When chefs wants to learn the classic method for cooking, they go to the source. A master pizzaiolo will travel to Naples to achieve dough-making skills. The top tapas cooks go to San Sebastián, Spain.
Tim Garvey wanted to make the perfect pretzel, so he went to Philadelphia. In the 1860s, the first American pretzel was thought to have been cooked in Pennsylvania. Immigrants from Austria and Germany brought their recipe and technique for cooking the “bretzel” to the U.S.
For nearly 150 years, the soft pretzel has been a staple in Philadelphia. It has a distinctive slightly-sweet taste and chain-link shape.
You don’t have to go to all the way to the City of Brotherly Love to get an authentic Philly pretzel. Just stop in at one of the Pretzel Boys shops in Des Peres (11750 Manchester Rd.) or Sunset Hills (3802 S. Lindbergh Blvd.). Pretzel Boys has been in business about six and a half years.

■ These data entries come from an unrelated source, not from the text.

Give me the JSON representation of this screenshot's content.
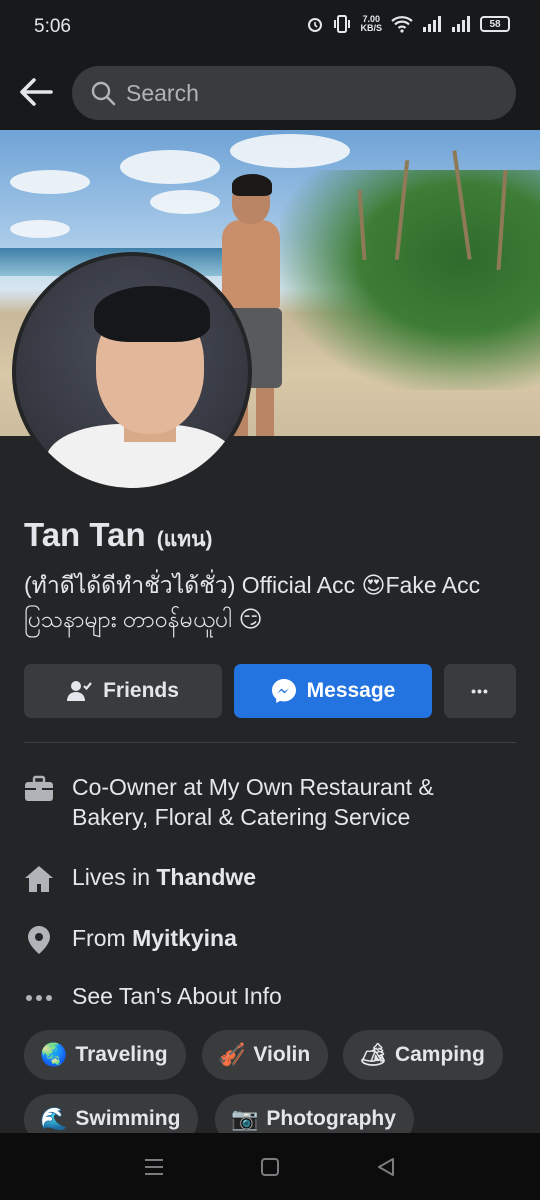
{
  "status_bar": {
    "time": "5:06",
    "net_speed_value": "7.00",
    "net_speed_unit": "KB/S",
    "battery": "58"
  },
  "search": {
    "placeholder": "Search"
  },
  "profile": {
    "name": "Tan Tan",
    "alternate_name": "(แทน)",
    "bio": "(ทำดีได้ดีทำชั่วได้ชั่ว) Official Acc 😍Fake Acc ပြသနာများ တာဝန်မယူပါ 😏"
  },
  "actions": {
    "friends_label": "Friends",
    "message_label": "Message",
    "more_label": "•••"
  },
  "intro": {
    "work": "Co-Owner at My Own Restaurant & Bakery, Floral & Catering Service",
    "lives_prefix": "Lives in ",
    "lives_city": "Thandwe",
    "from_prefix": "From ",
    "from_city": "Myitkyina",
    "about_link": "See Tan's About Info"
  },
  "hobbies": [
    {
      "emoji": "🌏",
      "label": "Traveling"
    },
    {
      "emoji": "🎻",
      "label": "Violin"
    },
    {
      "emoji": "🏕",
      "label": "Camping"
    },
    {
      "emoji": "🌊",
      "label": "Swimming"
    },
    {
      "emoji": "📷",
      "label": "Photography"
    }
  ],
  "colors": {
    "background": "#242526",
    "header": "#18191a",
    "button": "#3a3b3c",
    "primary": "#2374e1",
    "text": "#e4e6eb"
  },
  "icons": {
    "back": "arrow-left-icon",
    "search": "magnifier-icon",
    "friends": "person-check-icon",
    "message": "messenger-icon",
    "work": "briefcase-icon",
    "home": "house-icon",
    "location": "map-pin-icon",
    "more": "dots-icon"
  }
}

Garvey and his crew of pretzel makers churn out hundreds of chewy, hot steaming pretzels every day. It’s a labor of love for Garvey, who grew up in Philadelphia. After moving to St. Louis, while he was in high school, Garvey sold Gus’s Pretzels around Busch Stadium before Cardinals games. Eventually, he decided to strike out on his own.
“I would go to Philadelphia for a week or two at a time, for three or four trips, to learn everything about pretzel-making,” he said.
That included the precise temperatures required for boiling and baking, and the proper technique for dough-kneading. The entire process is a a two-day event. Like New York bagels and Neapolitan pizza, you can’t rush the dough.
The result is delicious, and popular, as is evident from the constant stream of pretzel aficionados picking up orders at the Pretzel Boys locations. They’ll even make unusual shaped pretzels for special occasions. There’s a shape book available to peruse the options.
And, although Pretzel Boys pretzels are excellent straight out of the oven, they retain their chewiness hours later.